Italie, Suisse : le lent réveil des peuples européens
Sanction de la corruption et de l'indigence de la classe politique en Italie, sanction de la cupidité des grands patrons en Suisse, l'exaspération des peuples européens monte. Dirigeants politiques et économiques entendront-ils le message ? Hubert Védrine s'alarme d'un risque post-démocratique si les élites dirigeantes continuent à faire la sourde oreille aux signaux envoyés par les électeurs.
La crise actuelle, économico-environnementale est également une crise des démocraties et du capitalisme. Concernant nos démocraties européennes, Hubert Védrine évoque une menace et une impasse post-démocratique qu'il juge "très grave".
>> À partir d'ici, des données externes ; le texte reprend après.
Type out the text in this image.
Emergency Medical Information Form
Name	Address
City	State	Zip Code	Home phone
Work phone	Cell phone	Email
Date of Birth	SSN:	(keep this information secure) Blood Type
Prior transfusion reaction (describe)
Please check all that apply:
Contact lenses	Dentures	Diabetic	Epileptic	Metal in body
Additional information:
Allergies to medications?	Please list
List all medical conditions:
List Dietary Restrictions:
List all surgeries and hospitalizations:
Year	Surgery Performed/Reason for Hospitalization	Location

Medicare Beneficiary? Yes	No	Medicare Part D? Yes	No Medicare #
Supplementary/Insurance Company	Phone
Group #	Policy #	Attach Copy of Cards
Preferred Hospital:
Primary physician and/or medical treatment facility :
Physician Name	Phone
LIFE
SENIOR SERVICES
L'ancien ministre des Affaires Etrangères, a rappelé le 1er mars sur France Culture que depuis 2010, 16 pays de l'Union Européenne ont changé de majorité avec à chaque fois une poussée "populiste" plus ou moins marquée.
Loin de jeter la pierre à ces expressions de mécontentement, Hubert Védrine relève que le référendum sur le Traité Constitutionnel Européen de 2005 a marqué ici en France une rupture entre l'ensemble des élites qui étaient pour le Oui et, les défenseurs du Non, objet d'une véritable stigmatisation.
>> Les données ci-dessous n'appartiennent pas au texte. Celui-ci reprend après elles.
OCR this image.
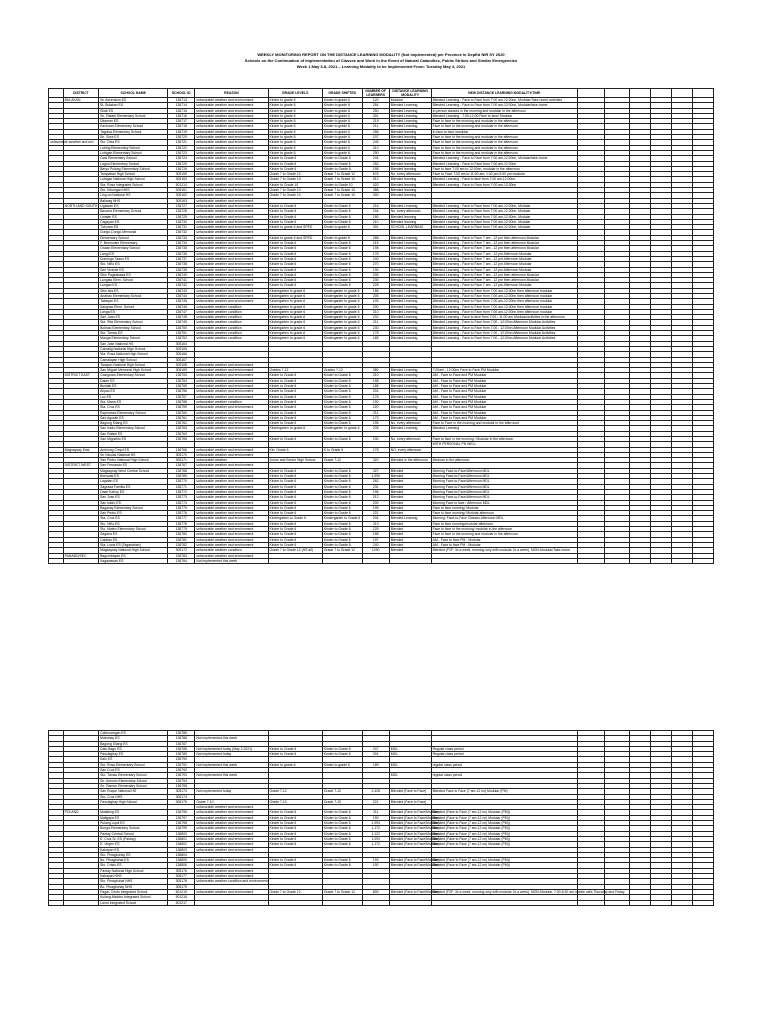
WEEKLY MONITORING REPORT ON THE DISTANCE LEARNING MODALITY (Not implemented) per Province in DepEd NIR SY 2020
Schools on the Continuation of Implementation of Classes and Work in the Event of Natural Calamities, Public Strikes and Similar Emergencies
Week 1 May 3-8, 2021 – Learning Modality to be Implemented From: Tuesday May 4, 2021
	DISTRICT	SCHOOL NAME	SCHOOL ID	REASON	GRADE LEVELS	GRADE SHIFTED	NUMBER OF LEARNERS	DISTANCE LEARNING MODALITY	NEW DISTANCE LEARNING MODALITY/TIME						
	BULAKAN	Sn Ascension ES	136713	unfavorable weather and environment	Kinder to grade 6	Kinder to grade 6	120	Modular	Blended Learning - Face to Face from 7:00 am-12:00nn, Modular/Take-home activities						
		St. Bulakan ES	136714	unfavorable weather and environment	Kinder to grade 6	Kinder to grade 6	264	Blended Learning	Blended Learning - Face to Face from 7:00 am-12:00nn, Modular/take-home						
		Silab ES	136715	unfavorable weather and environment	Kinder to grade 6	Kinder to grade 6	250	Blended Learning	In-person classes in the morning and modular in the afternoon						
		Sn. Rafael Elementary School	136716	unfavorable weather and environment	Kinder to grade 6	Kinder to grade 6	301	Blended Learning	Blended Learning - 7:00-12:00 Face to face/ Modular						
		Ditaman ES	136717	unfavorable weather and environment	Kinder to grade 6	Kinder to grade 6	219	Blended Learning	Face to face in the morning and modular in the afternoon						
		Kanluran Elementary School	136718	unfavorable weather and environment	Kinder to grade 6	Kinder to grade 6	211	Blended Learning	Face to face in the morning and modular in the afternoon						
		Taguisa Elementary School	136719	unfavorable weather and environment	Kinder to grade 6	Kinder to grade 6	256	Blended learning	In-face to face /modular						
		Sn. Sora ES	136720	unfavorable weather and environment	Kinder to grade 6	Kinder to grade 6	197	Blended learning	Face to face in the morning and modular in the afternoon						
unfavorable weather and env		Sto. Dela ES	136721	unfavorable weather and environment	Kinder to grade 6	Kinder to grade 6	245	Blended learning	Face to face in the morning and modular in the afternoon						
		Lubing Elementary School	136722	unfavorable weather and environment	Kinder to grade 6	Kinder to grade 6	310	Blended learning	Face to face in the morning and modular in the afternoon						
		Lubigan Elementary School	136723	unfavorable weather and environment	Kinder to grade 6	Kinder to grade 6	290	Blended learning	Face to face in the morning and modular in the afternoon						
		Gaw Elementary School	136724	unfavorable weather and environment	Kinder to Grade 6	Kinder to Grade 6	244	Blended learning	Blended Learning - Face to Face from 7:00 am-12:00nn, Modular/take-home						
		Lagon Elementary School	136725	unfavorable weather and environment	Kinder to Grade 6	Kinder to Grade 6	252	Blended learning	Blended Learning - Face to Face from 7:00 am-12:00nn						
		Baryo Pulang Elementary School	136726	unfavorable weather and environment	Kinder to Grade 6	Kinder to Grade 6	198	Blended learning	Face to face 7:00 am to 12:00nn, modular in the afternoon						
		Tampakan High School	305159	unfavorable weather and environment	Grade 7 to Grade 12	Grade 7 to Grade 12	676	No, every afternoon	Face to Face 7:00 am to 11:00 am; 1:00 pm-5:00 pm modular						
		Lubigan National High School	305160	unfavorable weather and environment	Grade 7 to Grade 10	Grade 7 to Grade 10	512	Blended learning	Blended Learning - Face to face from 7:00 am-12:00nn						
		Sta. Rosa Integrated School	501214	unfavorable weather and environment	Kinder to Grade 10	Kinder to Grade 10	420	Blended learning	Blended Learning - Face to Face from 7:00 am-12:00nn						
		Sto. Kibungan NHS	305161	unfavorable weather and environment	Grade 7 to Grade 10	Grade 7 to Grade 10	388	Blended learning							
		Ling-on National HS	305162	unfavorable weather and environment	Grade 7 to Grade 10	Grade 7 to Grade 10	300	Blended learning							
		Baliwag NHS	305163	unfavorable weather and environment											
	NORTH AND SOUTH	Ligtasan ES	136727	unfavorable weather and environment	Kinder to Grade 6	Kinder to Grade 6	216	Blended Learning	Blended Learning - Face to Face from 7:00 am-12:00nn, Modular						
		Bauana Elementary School	136728	unfavorable weather and environment	Kinder to Grade 6	Kinder to Grade 6	244	No, every afternoon	Blended Learning - Face to Face from 7:00 am-12:00nn, Modular						
		Linatan ES	136729	unfavorable weather and environment	Kinder to Grade 6	Kinder to Grade 6	180	Blended learning	Blended Learning - Face to Face from 7:00 am-12:00nn, Modular						
		Cagayan ES	136730	unfavorable weather and environment	Kinder to Grade 6	Kinder to Grade 6	210	Blended learning	Blended Learning - Face to Face from 7:00 am-12:00nn, Modular						
		Tuburan ES	136731	unfavorable weather and environment	Kinder to grade 6 and SPED	Kinder to grade 6	301	SCHOOL LEARNING	Blended Learning - Face to Face from 7:00 am-12:00nn, Modular						
		Dungo-Dungo Memorial	136732	unfavorable weather and environment											
		Elementary School	136733	unfavorable weather and environment	Kinder to grade 6 and SPED	Kinder to grade 6	288	Blended Learning	Blended Learning - Face to Face 7 am - 12 pm then afternoon Modular						
		F. Bermudez Elementary	136734	unfavorable weather and environment	Kinder to Grade 6	Kinder to Grade 6	215	Blended Learning	Blended Learning - Face to Face 7 am - 12 pm then afternoon Modular						
		Onaan Elementary School	136735	unfavorable weather and environment	Kinder to Grade 6	Kinder to Grade 6	198	Blended Learning	Blended Learning - Face to Face 7 am - 12 pm then afternoon Modular						
		Langi ES	136736	unfavorable weather and environment	Kinder to Grade 6	Kinder to Grade 6	176	Blended Learning	Blended Learning - Face to Face 7 am - 12 pm Afternoon Modular						
		Domingo Taaso ES	136737	unfavorable weather and environment	Kinder to Grade 6	Kinder to Grade 6	240	Blended Learning	Blended Learning - Face to Face 7 am - 12 pm Afternoon Modular						
		Sto. Niño ES	136738	unfavorable weather and environment	Kinder to Grade 6	Kinder to Grade 6	270	Blended Learning	Blended Learning - Face to Face 7 am - 12 pm Afternoon Modular						
		San Vicente ES	136739	unfavorable weather and environment	Kinder to Grade 6	Kinder to Grade 6	190	Blended Learning	Blended Learning - Face to Face 7 am - 12 pm Afternoon Modular						
		Sitio Pagkakaisa ES	136740	unfavorable weather and environment	Kinder to Grade 6	Kinder to Grade 6	205	Blended Learning	Blended Learning - Face to Face 7 am - 12 pm then afternoon Modular						
		Lungaw Elem. School	136741	unfavorable weather and environment	Kinder to Grade 6	Kinder to Grade 6	230	Blended Learning	Blended Learning - Face to Face 7 am - 12 pm then afternoon Modular						
		Longao ES	136742	unfavorable weather and environment	Kinder to Grade 6	Kinder to Grade 6	228	Blended Learning	Blended Learning - Face to Face 7 am - 12 pm Afternoon Modular						
		Sitio Isla ES	136743	unfavorable weather and environment	Kindergarten to grade 6	Kindergarten to grade 6	186	Blended Learning	Blended Learning - Face to Face from 7:00 am-12:00nn then afternoon modular						
		Anahao Elementary School	136744	unfavorable weather and environment	Kindergarten to grade 6	Kindergarten to grade 6	205	Blended Learning	Blended Learning - Face to Face from 7:00 am-12:00nn then afternoon modular						
		Tabayan ES	136745	unfavorable weather and environment	Kindergarten to grade 6	Kindergarten to grade 6	193	Blended Learning	Blended Learning - Face to Face from 7:00 am-12:00nn then afternoon modular						
		Kalapaw Elem. School	136746	unfavorable weather condition	Kindergarten to grade 6	Kindergarten to grade 6	200	Blended Learning	Blended Learning - Face to Face from 7:00 am-12:00nn then afternoon modular						
		Langa ES	136747	unfavorable weather condition	Kindergarten to grade 6	Kindergarten to grade 6	210	Blended Learning	Blended Learning - Face to Face from 7:00 am-12:00nn then afternoon modular						
		San Juan ES	136748	unfavorable weather condition	Kindergarten to grade 6	Kindergarten to grade 6	202	Blended Learning	Blended Learning - Face to face from 7:00 - 11:00 am Modular/activities in the afternoon						
		Sta. Rita Elementary School	136749	unfavorable weather condition	Kindergarten to grade 6	Kindergarten to grade 6	211	Blended Learning	Blended Learning - Face to Face from 7:00 - 12:00nn Afternoon Modular Activities						
		Bolinao Elementary School	136750	unfavorable weather condition	Kindergarten to grade 6	Kindergarten to grade 6	240	Blended Learning	Blended Learning - Face to Face from 7:00 - 12:00nn Afternoon Modular Activities						
		Sto. Tomas ES	136751	unfavorable weather condition	Kindergarten to grade 6	Kindergarten to grade 6	178	Blended Learning	Blended Learning - Face to Face from 7:00 - 12:00nn Afternoon Modular Activities						
		Manga Elementary School	136752	unfavorable weather condition	Kindergarten to grade 6	Kindergarten to grade 6	185	Blended Learning	Blended Learning - Face to Face from 7:00 - 12:00nn Afternoon Modular Activities						
		San Jose National HS	305164												
		Camalig National High School	305165												
		Sta. Rosa National High School	305166												
		Camalayan High School	305167												
		Tarapon National High School	305168	unfavorable weather and environment											
		San Miguel Memorial High School	305169	unfavorable weather and environment	Grades 7-12	Grades 7-12	380	Blended Learning	7:00am - 12:00nn Face to Face PM Modular						
	DISTRICT EAST	Casiguran Elementary School	136753	unfavorable weather and environment	Kinder to Grade 6	Kinder to Grade 6	210	Blended Learning	AM - Face to Face and PM Modular						
		Dalan ES	136754	unfavorable weather and environment	Kinder to Grade 6	Kinder to Grade 6	198	Blended Learning	AM - Face to Face and PM Modular						
		Busilak ES	136755	unfavorable weather and environment	Kinder to Grade 6	Kinder to Grade 6	186	Blended Learning	AM - Face to Face and PM Modular						
		Alipao ES	136756	unfavorable weather and environment	Kinder to Grade 6	Kinder to Grade 6	201	Blended Learning	AM - Face to Face and PM Modular						
		Luz ES	136757	unfavorable weather and environment	Kinder to Grade 6	Kinder to Grade 6	176	Blended Learning	AM - Face to Face and PM Modular						
		Sta. Maria ES	136758	unfavorable weather condition	Kinder to Grade 6	Kinder to Grade 6	190	Blended Learning	AM - Face to Face and PM Modular						
		Sta. Cruz ES	136759	unfavorable weather and environment	Kinder to Grade 6	Kinder to Grade 6	220	Blended Learning	AM - Face to Face and PM Modular						
		Esperanza Elementary School	136760	unfavorable weather and environment	Kinder to Grade 6	Kinder to Grade 6	211	Blended Learning	AM - Face to Face and PM Modular						
		San Agustin ES	136761	unfavorable weather and environment	Kinder to Grade 6	Kinder to Grade 6	173	Blended Learning	AM - Face to Face and PM Modular						
		Bagong Silang ES	136762	unfavorable weather and environment	Kinder to Grade 6	Kinder to Grade 6	195	No, every afternoon	Face to Face in the morning and modular in the afternoon						
		San Isidro Elementary School	136763	unfavorable weather and environment	Kindergarten to grade 6	Kindergarten to grade 6	205	Blended Learning	Blended Learning						
		San Rafael ES	136764	unfavorable weather and environment											
		San Miguelito ES	136765	unfavorable weather and environment	Kinder to Grade 6	Kinder to Grade 6	230	No, every afternoon	Face to face in the morning / Modular in the afternoon						
									WITH PERSONAL PN WELL						
	Magsaysay East	Ambiong Cmpd ES	136766	unfavorable weather and environment	Kin. Grade 6	K to Grade 6	178	NO, every afternoon							
		Sn Nicolas National HS	305170	unfavorable weather and environment											
		San Pedro National High School	305171	unfavorable weather	Junior and Senior High School	Grade 7-12	320	Blended in the afternoon	Modular in the afternoon						
	DISTRICT WEST	San Fernando ES	136767	unfavorable weather and environment											
		Magsaysay West Central School	136768	unfavorable weather and environment	Kinder to Grade 6	Kinder to Grade 6	327	Blended	Morning Face-to-Face/Afternoon MDL						
		Bonsuak ES	136769	unfavorable weather and environment	Kinder to Grade 6	Kinder to Grade 6	1,090	Blended	Morning Face-to-Face/Afternoon MDL						
		Lagatan ES	136770	unfavorable weather and environment	Kinder to Grade 6	Kinder to Grade 6	262	Blended	Morning Face-to-Face/Afternoon MDL						
		Sagrada Familia ES	136771	unfavorable weather and environment	Kinder to Grade 6	Kinder to Grade 6	231	Blended	Morning Face-to-Face/Afternoon MDL						
		Daan Kahoy ES	136772	unfavorable weather and environment	Kinder to Grade 6	Kinder to Grade 6	196	Blended	Morning Face-to-Face/Afternoon MDL						
		San Jose ES	136773	unfavorable weather and environment	Kinder to Grade 6	Kinder to Grade 6	212	Blended	Morning Face-to-Face/Afternoon MDL						
		San Isidro ES	136774	unfavorable weather and environment	Kinder to Grade 6	Kinder to Grade 6	200	Blended	Morning Face to face / Afternoon MDL						
		Bagacay Elementary School	136775	unfavorable weather and environment	Kinder to Grade 6	Kinder to Grade 6	195	Blended	Face to face morning/ Modular						
		San Pedro ES	136776	unfavorable weather and environment	Kinder to Grade 6	Kinder to Grade 6	221	Blended	Face to face morning/ Modular afternoon						
		Sta. Cruz ES	136777	unfavorable weather and environment	Kindergarten to Grade 6	Kindergarten to Grade 6	204	Blended Learning	Morning: Face-to-Face Classes Afternoon MDL						
		Sto. Niño ES	136778	unfavorable weather and environment	Kinder to Grade 6	Kinder to Grade 6	213	Blended	Face to face morning/modular afternoon						
		Sto. Mateo Elementary School	136779	unfavorable weather and environment	Kinder to Grade 6	Kinder to Grade 6	225	Blended	Face to face in the morning/ modular in the afternoon						
		Sagana ES	136780	unfavorable weather and environment	Kinder to Grade 6	Kinder to Grade 6	188	Blended	Face to face in the morning and modular in the afternoon						
		Cabitan ES	136781	unfavorable weather and environment	Kinder to Grade 6	Kinder to Grade 6	197	Blended	AM - Face to face PM - Modular						
		Sta. Lucia ES (Taganahan)	136782	unfavorable weather and environment	Kinder to Grade 6	Kinder to Grade 6	240	Blended	AM - Face to face PM - Modular						
		Magsaysay National High School	305172	unfavorable weather condition	Grade 7 to Grade 12 (HS all)	Grade 7 to Grade 12	1090	Blended	Blended (F2F: 3x a week, morning only with modular 2x a week), MON-Modular/Take-home						
	PANABO/SEC	Bagumbayan ES	136783	unfavorable weather and environment											
		Kagawasan ES	136784	Not implemented this week											
		Cabinuangan ES	136785												
		Mabuhay ES	136786	Not implemented this week											
		Bagong Silang ES	136787												
		Datu Bago ES	136788	Not implemented today (May 3 2021)	Kinder to Grade 6	Kinder to Grade 6	247	MDL	Regular class period						
		Pasciaghay ES	136789	Not implemented today	Kinder to Grade 6	Kinder to Grade 6	301	MDL	Regular class period						
		Kalo ES	136790												
		Sto. Rosa Elementary School	136791	Not implemented this week	Kinder to grade 6	Kinder to grade 6	189	MDL	regular class period						
		San Cruz ES	136792												
		Sto. Tomas Elementary School	136793	Not implemented this week				MDL	regular class period						
		Sn. Antonio Elementary School	136794												
		Sn. Ramon Elementary School	136795												
		San Roque National HS	305173	Not implemented today	Grade 7-12	Grade 7-12	2,428	Blended (Face to Face)	Blended Face to Face (7 am-12 nn) Modular (PM)						
		Sto. Cruz NHS	305174												
		Pasciaghay High School	305175	Grade 7-10	Grade 7-10	Grade 7-10	221	Blended (Face to Face)							
				unfavorable weather and environment											
	POLAND	Malaking ES	136796	unfavorable weather and environment	Kinder to Grade 6	Kinder to Grade 6	211	Blended (Face to Face/Modular)	Blended (Face to Face (7 am-12 nn) Modular (PM))						
		Maligaya ES	136797	unfavorable weather and environment	Kinder to Grade 6	Kinder to Grade 6	190	Blended (Face to Face/Modular)	Blended (Face to Face (7 am-12 nn) Modular (PM))						
		Pulang Lupa ES	136798	unfavorable weather and environment	Kinder to Grade 6	Kinder to Grade 6	1,094	Blended (Face to Face/Modular)	Blended (Face to Face (7 am-12 nn) Modular (PM))						
		Bonga Elementary School	136799	unfavorable weather and environment	Kinder to Grade 6	Kinder to Grade 6	1,172	Blended (Face to Face/Modular)	Blended (Face to Face (7 am-12 nn) Modular (PM))						
		Pantay Central School	136800	unfavorable weather and environment	Kinder to Grade 6	Kinder to Grade 6	1,122	Blended (Face to Face/Modular)	Blended (Face to Face (7 am-12 nn) Modular (PM))						
		E. Cruz Sr. ES (Pantay)	136801	unfavorable weather and environment	Kinder to Grade 6	Kinder to Grade 6	1,094	Blended (Face to Face/Modular)	Blended (Face to Face (7 am-12 nn) Modular (PM))						
		E. Virgen ES	136802	unfavorable weather and environment	Kinder to Grade 6	Kinder to Grade 6	1,172	Blended (Face to Face/Modular)	Blended (Face to Face (7 am-12 nn) Modular (PM))						
		Kabayan ES	136803	unfavorable weather and environment											
		Sto. Pinagbuhay ES	136804												
		Bo. Pinagbuhat ES	136805	unfavorable weather and environment	Kinder to Grade 6	Kinder to Grade 6	193	Blended (Face to Face/Modular)	Blended (Face to Face (7 am-12 nn) Modular (PM))						
		Sto. Cristo ES	136806	unfavorable weather and environment	Kinder to Grade 6	Kinder to Grade 6	190	Blended (Face to Face/Modular)	Blended (Face to Face (7 am-12 nn) Modular (PM))						
		Pantay National High School	305176	unfavorable weather and environment											
		Kabayan NHS	305177	unfavorable weather and environment											
		Sto. Pinagbuhat NHS	305178	unfavorable weather condition and environment											
		Bo. Pinagbuhay NHS	305179												
		Pagal- Cristo Integrated School	501215	unfavorable weather and environment	Grade 7 to Grade 12	Grade 7 to Grade 12	800	Blended (Face to Face/Modular)	Blended (F2F: 3x a week, morning only with modular 2x a week), MON-Modular, 7:30-8:30 am mobile calls Thursday and Friday						
		Kulang-Malobo Integrated School	501216												
		Lanot Integrated School	501217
Pour l'ancien conseiller de François Mitterrand, le risque de post-démocratie, c'est la négation des signaux et des avis divergents. C'est que, quels que soient les résultats électoraux, on continue la même politique en s'abritant derrière le célèbre acronyme TINA pour There Is No Alternative. Et Hubert Védrine d'étayer sa pensée en citant Barroso, le président de la Commission Européenne : "doit-on déterminer notre politique économique en fonction de considérations électorales ?".
La réponse est dans la question. Il y aurait d'un côté une élite éclairée, auto-désignée et de l'autre des votes démocratiques qui seraient sans effet. Cette idée que ce ne sont pas les électeurs qui définissent la ligne politique mais, les gens au-dessus, notamment à Bruxelles, constitue pour Hubert Védrine une confusion intellectuelle, conceptuelle et politique grave qui ne peut que susciter la fureur des peuples qui ont le sentiment d'être dans la nasse.
Une situation alarmante qui se caractérise par la conjonction de deux phénomènes. L'incapacité de l'UE à trouver la bonne combinaison entre assainissement des finances publiques et croissance d'une part, un système de décision avec une Commission non élue qui ne tient aucun compte du vote des gens d'autre part.
Crise du système politique mais également crise du système économique. Et ce sont nos amis Suisses avec leur démocratie directe qui la mettent au grand jour. "Le plébiscite de l’initiative contre les salaires abusifs remet en lumière un fossé, celui qui sépare les élites d’un peuple révulsé par les excès qu’a dénoncés l’antihéros de la démocratie actionnariale" peut-on lire sur le quotidien Le Temps (Genève) sous la plume d'Olivier Perrin.
De quoi le vote Suisse est-il le nom ? D'une exaspération face aux dérives du système capitaliste, où l'esprit d'entreprise a cédé le pas sur une vision purement financière hors-sol, marquée par la cupidité et l'absence de toute morale.
Provenant d'un des pays les plus prospères au monde, ce referendum prend des allures de coup de massue sur la tête de l'establishment politique et économique, incapable de prendre au sérieux le malaise suscité par les salaires et bonus excessifs.
La Tribune de Genève, qui est loin d'être un organe de presse révolutionnaire se félicite que le peuple ait mis un terme "à l’arrogance d’une nouvelle classe d’hyper-riches, intouchables, aux pouvoirs démesurés". Le Journal du Jura, parle d'une "claque magistrale" aux milieux économiques et politiques avec "un résultat sans appel (qui) démontre à quel point ces milieux sont déconnectés des réalités quotidiennes des citoyens". De son côté, Le Courrier de Genève adresse un clin d'œil à Stéphane Hessel en relevant, que "le peuple suisse est capable d’indignation".
Mais la victoire des actionnaires n'est pas encore celle des salariés. Car le système est insidieux, notamment par la dilution des responsabilités. Or qui sinon les actionnaires anonymes demandent sinon exigent une rentabilité à deux chiffres qui conduit souvent à la liquidation ou la délocalisation d'entreprises à la rentabilité jugée insuffisante ?
Si le capitalisme et nos démocraties veulent survivre, il leur appartiendra de renouer rapidement avec un minimum d'éthique. C'est-à-dire, avec un contrat social refondé.
Comment en effet ne pas voir dans le vote Suisse une sorte de bégaiement de l'histoire en référence à l'œuvre du plus célèbre des Genevois, Rousseau, l'auteur Du Contrat Social ou Principes du droit politique. Un texte majeur qui affirmait déjà en 1762 le principe de la souveraineté du peuple.